Una tentación irrefrenable

Una tentación irrefrenable

           Ella estaba especialmente nerviosa, hoy iba a coincidir de nuevo con Él, pero ese encuentro sería distinto a todos los tenidos hasta ahora. Cuando se acercó a la habitación aquel aroma tan peculiar, que Ella sabía que sólo podía provenir de su cuerpo, le reveló que Él estaba allí. Efectivamente, lo pudo ver tendido cuan largo era, como si estuviera esperando su llegada. Ella se acercó despacio, paladeando cada instante que los separaba. Su olor, ahora cercano, la excitó profundamente y no pudo reprimir el gesto espontáneo de acercar sus dedos y acariciar, resbalando con delicadeza, su piel suave. Al apartarlos su humedad quedó adherida a las yemas que en un gesto casi pícaro fueron desapareciendo, una a una, en el interior de aquella boca coronada de un radiante carmín rojo. Fue, entonces, cuando  acercó su cara hasta casi rozarlo y con gesto mimoso lo lamió muy muy despacio. Aquella íntima proximidad la provocó y se sintió junto a Él aislada del resto del mundo.
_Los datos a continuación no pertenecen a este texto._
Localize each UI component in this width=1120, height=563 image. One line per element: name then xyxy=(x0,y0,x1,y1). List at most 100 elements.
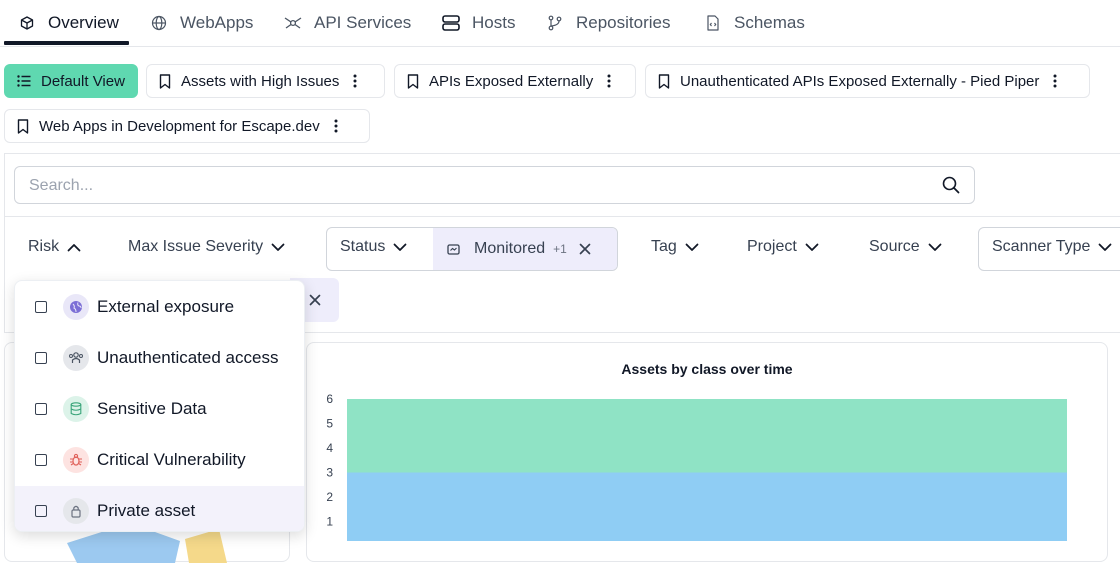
tab-schemas[interactable]: Schemas xyxy=(704,0,805,45)
filter-max-severity[interactable]: Max Issue Severity xyxy=(128,238,285,256)
users-icon xyxy=(63,345,89,371)
more-options-icon[interactable] xyxy=(607,74,611,88)
option-label: Critical Vulnerability xyxy=(97,450,246,469)
risk-option-sensitive-data[interactable]: Sensitive Data xyxy=(15,384,304,434)
list-icon xyxy=(17,75,31,87)
filter-label: Risk xyxy=(28,238,60,255)
tab-hosts[interactable]: Hosts xyxy=(442,0,515,45)
bookmark-icon xyxy=(17,118,29,134)
asset-tabs: Overview WebApps API Services Hosts Repo… xyxy=(0,0,1120,47)
database-icon xyxy=(63,396,89,422)
file-code-icon xyxy=(704,14,722,32)
bookmark-icon xyxy=(407,73,419,89)
checkbox[interactable] xyxy=(35,301,47,313)
more-options-icon[interactable] xyxy=(353,74,357,88)
filter-risk[interactable]: Risk xyxy=(28,238,81,256)
y-tick-label: 1 xyxy=(326,515,333,529)
checkbox[interactable] xyxy=(35,403,47,415)
y-tick-label: 6 xyxy=(326,392,333,406)
chevron-down-icon xyxy=(393,243,407,252)
area-series-0 xyxy=(347,472,1067,541)
more-options-icon[interactable] xyxy=(334,119,338,133)
risk-option-private-asset[interactable]: Private asset xyxy=(15,486,304,531)
filter-label: Source xyxy=(869,238,920,255)
checkbox[interactable] xyxy=(35,352,47,364)
risk-option-critical-vulnerability[interactable]: Critical Vulnerability xyxy=(15,435,304,485)
divider xyxy=(4,216,1120,217)
chevron-down-icon xyxy=(1098,243,1112,252)
search-box xyxy=(14,166,975,204)
cube-icon xyxy=(18,14,36,32)
filter-label: Max Issue Severity xyxy=(128,238,264,255)
monitor-icon xyxy=(447,243,460,255)
chevron-down-icon xyxy=(271,243,285,252)
search-input[interactable] xyxy=(27,171,931,201)
filter-project[interactable]: Project xyxy=(747,238,819,256)
option-label: Unauthenticated access xyxy=(97,348,279,367)
tab-label: Schemas xyxy=(734,12,805,32)
view-apis-exposed[interactable]: APIs Exposed Externally xyxy=(394,64,636,98)
view-label: Unauthenticated APIs Exposed Externally … xyxy=(680,72,1040,90)
tab-label: Hosts xyxy=(472,12,516,32)
risk-option-external-exposure[interactable]: External exposure xyxy=(15,282,304,332)
chip-extra-count: +1 xyxy=(553,242,567,256)
filter-label: Scanner Type xyxy=(992,238,1091,255)
filter-status[interactable]: Status xyxy=(340,238,407,256)
lock-icon xyxy=(63,498,89,524)
tab-label: WebApps xyxy=(180,12,254,32)
chip-label: Monitored xyxy=(474,240,546,257)
view-unauth-apis-pied-piper[interactable]: Unauthenticated APIs Exposed Externally … xyxy=(645,64,1090,98)
search-icon[interactable] xyxy=(942,176,960,194)
bookmark-icon xyxy=(658,73,670,89)
y-tick-label: 4 xyxy=(326,441,333,455)
filter-label: Project xyxy=(747,238,797,255)
view-assets-high-issues[interactable]: Assets with High Issues xyxy=(146,64,385,98)
option-label: Sensitive Data xyxy=(97,399,207,418)
filter-label: Status xyxy=(340,238,386,255)
filter-scanner-type[interactable]: Scanner Type xyxy=(992,238,1112,256)
globe-icon xyxy=(150,14,168,32)
bug-icon xyxy=(63,447,89,473)
option-label: Private asset xyxy=(97,501,196,520)
tab-webapps[interactable]: WebApps xyxy=(150,0,253,45)
tab-api-services[interactable]: API Services xyxy=(284,0,411,45)
filter-tag[interactable]: Tag xyxy=(651,238,699,256)
status-chip[interactable]: Monitored +1 xyxy=(433,228,617,270)
chevron-down-icon xyxy=(928,243,942,252)
divider xyxy=(4,153,1120,154)
risk-option-unauthenticated-access[interactable]: Unauthenticated access xyxy=(15,333,304,383)
y-tick-label: 5 xyxy=(326,417,333,431)
filter-source[interactable]: Source xyxy=(869,238,942,256)
tab-overview[interactable]: Overview xyxy=(18,0,119,45)
checkbox[interactable] xyxy=(35,454,47,466)
divider xyxy=(4,153,5,333)
active-tab-indicator xyxy=(4,41,129,45)
bookmark-icon xyxy=(159,73,171,89)
checkbox[interactable] xyxy=(35,505,47,517)
close-icon[interactable] xyxy=(579,243,591,255)
api-icon xyxy=(284,14,302,32)
donut-segment xyxy=(185,529,227,563)
view-label: Default View xyxy=(41,72,125,90)
assets-by-class-chart: 1 2 3 4 5 6 xyxy=(326,392,1067,541)
view-label: Assets with High Issues xyxy=(181,72,340,90)
server-icon xyxy=(442,14,460,32)
y-tick-label: 2 xyxy=(326,490,333,504)
y-tick-label: 3 xyxy=(326,466,333,480)
tab-label: Repositories xyxy=(576,12,671,32)
view-default[interactable]: Default View xyxy=(4,64,138,98)
chevron-down-icon xyxy=(685,243,699,252)
chart-title: Assets by class over time xyxy=(621,361,793,377)
close-icon[interactable] xyxy=(309,294,321,306)
area-series-1 xyxy=(347,399,1067,473)
tab-label: API Services xyxy=(314,12,412,32)
tab-label: Overview xyxy=(48,12,119,32)
more-options-icon[interactable] xyxy=(1053,74,1057,88)
option-label: External exposure xyxy=(97,297,235,316)
globe-icon xyxy=(63,294,89,320)
risk-dropdown: External exposure Unauthenticated access… xyxy=(14,280,305,532)
git-branch-icon xyxy=(546,14,564,32)
view-webapps-dev-escape[interactable]: Web Apps in Development for Escape.dev xyxy=(4,109,370,143)
view-label: APIs Exposed Externally xyxy=(429,72,594,90)
tab-repositories[interactable]: Repositories xyxy=(546,0,671,45)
            No pudo resistir más…asiéndolo con ambas manos abrió su boca cuanto le permitía sus maxilares y clavándole los dientes, no exenta de remordimientos, le arrancó un trozo de carne.

            Le daba pena y había intentado reprimirse, porque no podía dejar de pensar que había criado a aquel pollo, pero ¡tenía tan buena pinta en aquel guiso al ajillo!

No detengas tus caricias...

No detengas tus caricias...

-No detengas tus caricias, por lo que más quieras. Sigue, sigue...asíiiii – le dijo ella con voz suave.

     Pero tras ocho horas de caricias repetitivas e ininterrumpidas hasta Él se cansó de darlas y se detuvo. Fue, entonces, cuando aquella leona escapada del circo, no sintiendo ya la mano de Él sobre su lomo, devoró a aquella pareja que se había encontrado paseando por el parque.